A similar argument could be made on Wednesday night given Bradley's relative unfamiliarity with the center-back position. Sure, he's often counted on to initiate the Toronto attack out of the back, so that aspect wasn't likely to change too much. But keeping the back-line organized, all while making sure that his play was solid, is much tougher than it sounds.
Yet on a night when Bradley did so much right, the enduring image will be of his penalty miss even if Chivas was likely to prevail anyway at that stage.
Is it fair? No, but it is reality, even though the mistakes Toronto made in the preceding 180 minutes were what ultimately caused its downfall, from the early goal in the first leg to Alex Bono's misjudgment on the second goal in leg one to Delgado's miss in leg two.
Bradley's international career has also witnessed triumph and disaster. The World Cup qualifying failure last October in Trinidad has fallen mostly on Bradley, serving to overshadow a decade-plus of reliable service. His time with the U.S. hasn't been immune from penalty shootout miscues, either. He missed in the third-place game of the 2015 Gold Cup.
That Bradley has failed to convert in penalty shootouts so often creates another contrast. On the one hand, his willingness to take responsibility in such moments is laudable. But at a certain point he has to admit that shootouts aren't his strong suit and the task is better handled by others.
Of course, Bradley is by no means the only player to find the penalty spot to be his personal house of horrors. In fact, you could make a pretty strong starting XI out of players that have missed in high-profile penalty shootouts, from Roberto Baggio to David Beckham to Lionel Messi. But such is the fate of players who are the heart, soul and face of their team. Bradley has certainly been that for club and country and this disappointment will have to sit side by side with his achievements, including last year's treble with TFC.
That Toronto came agonizingly close to winning the Champions League means that MLS will have to rue its failures in the tournament for another year as well. There has been talk about whether the proverbial gap between MLS and Liga MX has closed, and points can be made to buttress both sides of the argument.
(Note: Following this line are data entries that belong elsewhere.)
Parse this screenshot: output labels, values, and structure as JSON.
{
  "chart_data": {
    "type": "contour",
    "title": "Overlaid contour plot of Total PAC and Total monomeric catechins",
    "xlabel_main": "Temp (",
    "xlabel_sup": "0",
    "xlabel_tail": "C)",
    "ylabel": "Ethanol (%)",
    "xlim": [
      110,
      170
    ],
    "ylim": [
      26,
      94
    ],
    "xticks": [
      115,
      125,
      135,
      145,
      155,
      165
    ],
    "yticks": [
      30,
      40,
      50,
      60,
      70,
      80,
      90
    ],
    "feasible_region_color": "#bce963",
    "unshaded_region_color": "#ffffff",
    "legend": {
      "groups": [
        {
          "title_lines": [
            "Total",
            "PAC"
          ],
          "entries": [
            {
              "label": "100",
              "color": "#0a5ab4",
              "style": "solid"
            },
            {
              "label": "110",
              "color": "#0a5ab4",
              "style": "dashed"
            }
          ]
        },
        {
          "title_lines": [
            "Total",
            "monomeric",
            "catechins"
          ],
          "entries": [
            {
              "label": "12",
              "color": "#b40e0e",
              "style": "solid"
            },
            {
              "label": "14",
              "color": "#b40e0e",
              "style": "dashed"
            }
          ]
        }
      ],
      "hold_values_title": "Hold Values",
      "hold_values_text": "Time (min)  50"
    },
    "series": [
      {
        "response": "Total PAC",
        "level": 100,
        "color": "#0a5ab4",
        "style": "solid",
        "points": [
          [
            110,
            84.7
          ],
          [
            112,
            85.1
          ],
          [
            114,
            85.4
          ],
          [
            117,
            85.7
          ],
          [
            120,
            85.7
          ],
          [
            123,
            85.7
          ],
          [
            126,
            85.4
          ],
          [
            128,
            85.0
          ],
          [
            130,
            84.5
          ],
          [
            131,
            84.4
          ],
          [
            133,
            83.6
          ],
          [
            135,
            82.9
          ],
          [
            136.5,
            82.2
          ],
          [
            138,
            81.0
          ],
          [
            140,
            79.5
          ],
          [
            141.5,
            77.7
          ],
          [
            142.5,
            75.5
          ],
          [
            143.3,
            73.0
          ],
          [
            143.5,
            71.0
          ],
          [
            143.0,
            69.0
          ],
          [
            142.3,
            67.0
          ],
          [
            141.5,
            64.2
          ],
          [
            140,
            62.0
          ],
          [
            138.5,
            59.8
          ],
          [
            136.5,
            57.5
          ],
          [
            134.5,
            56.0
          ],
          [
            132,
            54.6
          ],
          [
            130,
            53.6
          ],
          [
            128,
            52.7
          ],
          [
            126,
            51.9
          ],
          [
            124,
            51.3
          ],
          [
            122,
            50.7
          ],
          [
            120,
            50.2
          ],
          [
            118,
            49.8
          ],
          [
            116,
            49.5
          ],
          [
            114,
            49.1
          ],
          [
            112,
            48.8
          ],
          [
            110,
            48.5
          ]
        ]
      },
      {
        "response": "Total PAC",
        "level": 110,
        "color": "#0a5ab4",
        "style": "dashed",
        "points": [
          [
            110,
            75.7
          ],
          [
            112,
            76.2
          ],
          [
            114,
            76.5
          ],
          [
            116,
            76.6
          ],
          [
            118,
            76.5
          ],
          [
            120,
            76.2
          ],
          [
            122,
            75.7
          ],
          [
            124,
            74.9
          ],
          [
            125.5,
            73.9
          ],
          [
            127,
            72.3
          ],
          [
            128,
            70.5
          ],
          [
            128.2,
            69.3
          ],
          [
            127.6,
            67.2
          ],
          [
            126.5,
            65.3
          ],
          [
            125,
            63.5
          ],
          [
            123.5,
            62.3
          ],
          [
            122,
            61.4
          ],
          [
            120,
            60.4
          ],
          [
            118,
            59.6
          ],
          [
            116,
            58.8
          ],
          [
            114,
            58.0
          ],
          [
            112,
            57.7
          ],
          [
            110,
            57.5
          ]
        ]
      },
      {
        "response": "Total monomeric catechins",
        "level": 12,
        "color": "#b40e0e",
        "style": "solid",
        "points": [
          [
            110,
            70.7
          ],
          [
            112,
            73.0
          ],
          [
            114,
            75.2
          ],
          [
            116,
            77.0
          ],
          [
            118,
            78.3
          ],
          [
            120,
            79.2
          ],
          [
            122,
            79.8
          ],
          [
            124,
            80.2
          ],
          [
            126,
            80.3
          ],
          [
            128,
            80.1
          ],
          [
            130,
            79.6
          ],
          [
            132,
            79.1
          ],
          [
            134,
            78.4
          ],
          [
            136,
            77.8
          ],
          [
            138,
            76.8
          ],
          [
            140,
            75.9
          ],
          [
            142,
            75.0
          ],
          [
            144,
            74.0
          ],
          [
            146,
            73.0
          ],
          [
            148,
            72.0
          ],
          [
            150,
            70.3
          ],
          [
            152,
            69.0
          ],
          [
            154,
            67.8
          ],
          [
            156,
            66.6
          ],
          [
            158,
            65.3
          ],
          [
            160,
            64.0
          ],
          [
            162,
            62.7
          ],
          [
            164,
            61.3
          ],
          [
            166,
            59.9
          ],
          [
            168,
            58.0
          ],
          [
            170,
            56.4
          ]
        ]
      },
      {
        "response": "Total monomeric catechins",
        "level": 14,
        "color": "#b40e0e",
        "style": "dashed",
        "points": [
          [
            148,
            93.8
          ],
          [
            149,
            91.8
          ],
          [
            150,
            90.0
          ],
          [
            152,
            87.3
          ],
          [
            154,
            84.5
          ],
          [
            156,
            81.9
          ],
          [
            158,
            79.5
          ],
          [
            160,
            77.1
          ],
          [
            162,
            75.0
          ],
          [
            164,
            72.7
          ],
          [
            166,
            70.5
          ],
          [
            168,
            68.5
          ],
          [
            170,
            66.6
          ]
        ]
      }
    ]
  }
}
That Chivas currently sits in 17th place in Liga MX's Clausura standings, yet defeated three of the better teams in MLS on its way to the title, could be looked at as proof that no progress at all has been made.
On the other, MLS went 3-3 in its matchups with Liga MX foes. Those three wins equal the total from the last 16 tournaments combined. The three wins also came against two teams (Tigres and Club America) that have clinched spots in the Clausura playoffs, and another in Tijuana which is likely to reach the postseason.
Yet as impressive as Toronto's performances have been this year, winning the tournament is the most powerful argument of all. And even after a night when Toronto acquitted itself as well as any MLS team ever has in the tournament, it's a goal that remains elusive.